Arthur McDonald is a teacher, collaborator and Nobel Prize winning Astrophysicist. His career in science began as a student at Sydney Academy. Some fifty years later his work has changed our understanding of the innermost workings of matter — the behavior of neutrinos.

Those extra math classes at Sydney Academy led to bachelor and master degrees in physics from Dalhousie University. He then moved on to earn a doctorate at the California Institute of Technology. He worked at Chalk River Nuclear Laboratories and became a professor at Princeton University and then Queens.

He led a team of international scientists as Director of the Sudbury Neutrino Observatory (SNO) Collaboration and shared the 2015 Nobel Physics Prize with Takaaki Kajita of the SuperKamiokande Collaboration for measurements that defined important basic properties of fundamental particles called neutrinos. McDonald has received many honours for his science and is valued by his colleagues for his vision, his leadership and his persistence.

Throughout his career, Dr. McDonald has supervised and mentored the research of more than 100 graduate students, postdoctoral fellows and research associates. He is an Ambassador of Canadian science who has not lost touch with his Nova Scotia roots.

James Leonard Morrow

James Leonard Morrow
ONS, DHum (Hon)

Windsor

Jim Morrow’s puppets are larger than life and so is his vision. As Artistic Director of Mermaid Theatre he creates magical worlds from wood, foam, music and storytelling. He began his theatre career as a performer, and now designs, directs and teaches, mentoring a new generation of performers in the art of puppetry. Morrow had done it all, from performing to carving to the creation of full stage productions.

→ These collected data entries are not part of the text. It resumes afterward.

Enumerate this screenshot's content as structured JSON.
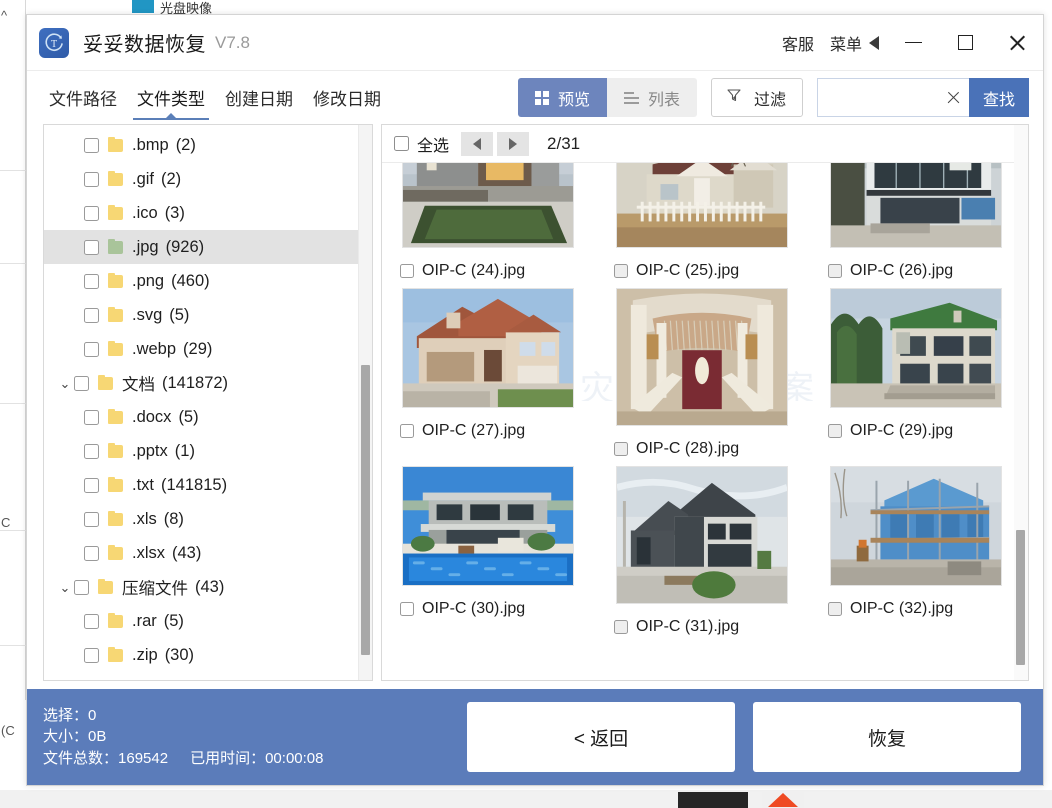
{
  "background": {
    "top_tab_text": "光盘映像",
    "left_edge_glyphs": [
      "^",
      "C",
      "(C"
    ]
  },
  "titlebar": {
    "logo_icon": "app-logo-icon",
    "app_name": "妥妥数据恢复",
    "version": "V7.8",
    "support_label": "客服",
    "menu_label": "菜单",
    "menu_caret_icon": "triangle-left-icon",
    "minimize_icon": "minimize-icon",
    "maximize_icon": "maximize-icon",
    "close_icon": "close-icon"
  },
  "tabs": [
    {
      "label": "文件路径",
      "active": false
    },
    {
      "label": "文件类型",
      "active": true
    },
    {
      "label": "创建日期",
      "active": false
    },
    {
      "label": "修改日期",
      "active": false
    }
  ],
  "toolbar": {
    "preview_label": "预览",
    "preview_icon": "grid-icon",
    "list_label": "列表",
    "list_icon": "list-icon",
    "filter_label": "过滤",
    "filter_icon": "funnel-icon",
    "search_value": "",
    "search_placeholder": "",
    "search_clear_icon": "clear-x-icon",
    "search_button_label": "查找"
  },
  "tree": [
    {
      "label": ".bmp",
      "count": "(2)",
      "indent": 1,
      "expander": "",
      "selected": false,
      "folder": "yellow"
    },
    {
      "label": ".gif",
      "count": "(2)",
      "indent": 1,
      "expander": "",
      "selected": false,
      "folder": "yellow"
    },
    {
      "label": ".ico",
      "count": "(3)",
      "indent": 1,
      "expander": "",
      "selected": false,
      "folder": "yellow"
    },
    {
      "label": ".jpg",
      "count": "(926)",
      "indent": 1,
      "expander": "",
      "selected": true,
      "folder": "green"
    },
    {
      "label": ".png",
      "count": "(460)",
      "indent": 1,
      "expander": "",
      "selected": false,
      "folder": "yellow"
    },
    {
      "label": ".svg",
      "count": "(5)",
      "indent": 1,
      "expander": "",
      "selected": false,
      "folder": "yellow"
    },
    {
      "label": ".webp",
      "count": "(29)",
      "indent": 1,
      "expander": "",
      "selected": false,
      "folder": "yellow"
    },
    {
      "label": "文档",
      "count": "(141872)",
      "indent": 0,
      "expander": "⌄",
      "selected": false,
      "folder": "yellow"
    },
    {
      "label": ".docx",
      "count": "(5)",
      "indent": 1,
      "expander": "",
      "selected": false,
      "folder": "yellow"
    },
    {
      "label": ".pptx",
      "count": "(1)",
      "indent": 1,
      "expander": "",
      "selected": false,
      "folder": "yellow"
    },
    {
      "label": ".txt",
      "count": "(141815)",
      "indent": 1,
      "expander": "",
      "selected": false,
      "folder": "yellow"
    },
    {
      "label": ".xls",
      "count": "(8)",
      "indent": 1,
      "expander": "",
      "selected": false,
      "folder": "yellow"
    },
    {
      "label": ".xlsx",
      "count": "(43)",
      "indent": 1,
      "expander": "",
      "selected": false,
      "folder": "yellow"
    },
    {
      "label": "压缩文件",
      "count": "(43)",
      "indent": 0,
      "expander": "⌄",
      "selected": false,
      "folder": "yellow"
    },
    {
      "label": ".rar",
      "count": "(5)",
      "indent": 1,
      "expander": "",
      "selected": false,
      "folder": "yellow"
    },
    {
      "label": ".zip",
      "count": "(30)",
      "indent": 1,
      "expander": "",
      "selected": false,
      "folder": "yellow"
    }
  ],
  "preview": {
    "select_all_label": "全选",
    "prev_icon": "triangle-left-icon",
    "next_icon": "triangle-right-icon",
    "page_text": "2/31",
    "watermark": "灾恢复方案",
    "items": [
      {
        "name": "OIP-C (24).jpg",
        "kind": "modern-house-lawn",
        "checkbox": "white"
      },
      {
        "name": "OIP-C (25).jpg",
        "kind": "white-cottage-fence",
        "checkbox": "gray"
      },
      {
        "name": "OIP-C (26).jpg",
        "kind": "glass-modern-house",
        "checkbox": "gray"
      },
      {
        "name": "OIP-C (27).jpg",
        "kind": "stucco-suburban-home",
        "checkbox": "white"
      },
      {
        "name": "OIP-C (28).jpg",
        "kind": "victorian-porch",
        "checkbox": "gray"
      },
      {
        "name": "OIP-C (29).jpg",
        "kind": "green-roof-house",
        "checkbox": "gray"
      },
      {
        "name": "OIP-C (30).jpg",
        "kind": "pool-villa",
        "checkbox": "white"
      },
      {
        "name": "OIP-C (31).jpg",
        "kind": "dark-gable-house",
        "checkbox": "gray"
      },
      {
        "name": "OIP-C (32).jpg",
        "kind": "scaffold-construction",
        "checkbox": "gray"
      }
    ]
  },
  "footer": {
    "selected_label": "选择：",
    "selected_value": "0",
    "size_label": "大小：",
    "size_value": "0B",
    "total_label": "文件总数：",
    "total_value": "169542",
    "elapsed_label": "已用时间：",
    "elapsed_value": "00:00:08",
    "back_label": "< 返回",
    "recover_label": "恢复"
  },
  "colors": {
    "accent_blue": "#5b7cba",
    "toggle_on": "#6d85bd",
    "search_button": "#4a72b8",
    "folder_yellow": "#f7d774",
    "folder_green": "#a9c49a",
    "selected_row": "#e2e2e2"
  }
}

His adaptations of children’s stories, created at Mermaid’s headquarters in Windsor, are enjoyed by audiences around the world from Canada’s North to Bahrain, from Japan to Ireland and in every state and province in the United States and Canada.

Morrow and his shows serve as cultural ambassadors for Nova Scotia and Nova Scotia culture, with a healthy dose of humour, generosity and humility.

Donald R. Reid

Donald R. Reid (Deceased)
ONS

Joggins

Donald Reid was born near the cliffs that have shaped his life and fueled his passion. He left school at a young age to work at the coal mines. With no formal training in paleontology, he gathered an amazing collection of fossils which now form the heart of the Joggins Fossil Centre.

Mr. Reid’s collection, 70 years in the making, catalogues the world’s most complete fossil record of terrestrial life of the “Coal Age” dating back 300 million years. His work was essential in securing the Joggins Fossil Cliffs designation as a UNESCO World Heritage Site.

To this day he walks the cliffs, his passion for finding those rare and precious fossils undiminished. The largest known footprint of a Coal Age tetrapod is being named in his honour.

He is generous with his time and his knowledge, collaborating with scientists on many research projects and mentoring fossil hunters. He is known locally as the “Keeper of the Cliffs.” But it is his generous and passionate nature which has garnered the respect and affection of fossil lovers from around the world. We recognize his lifelong contribution to Nova Scotia’s natural history and heritage.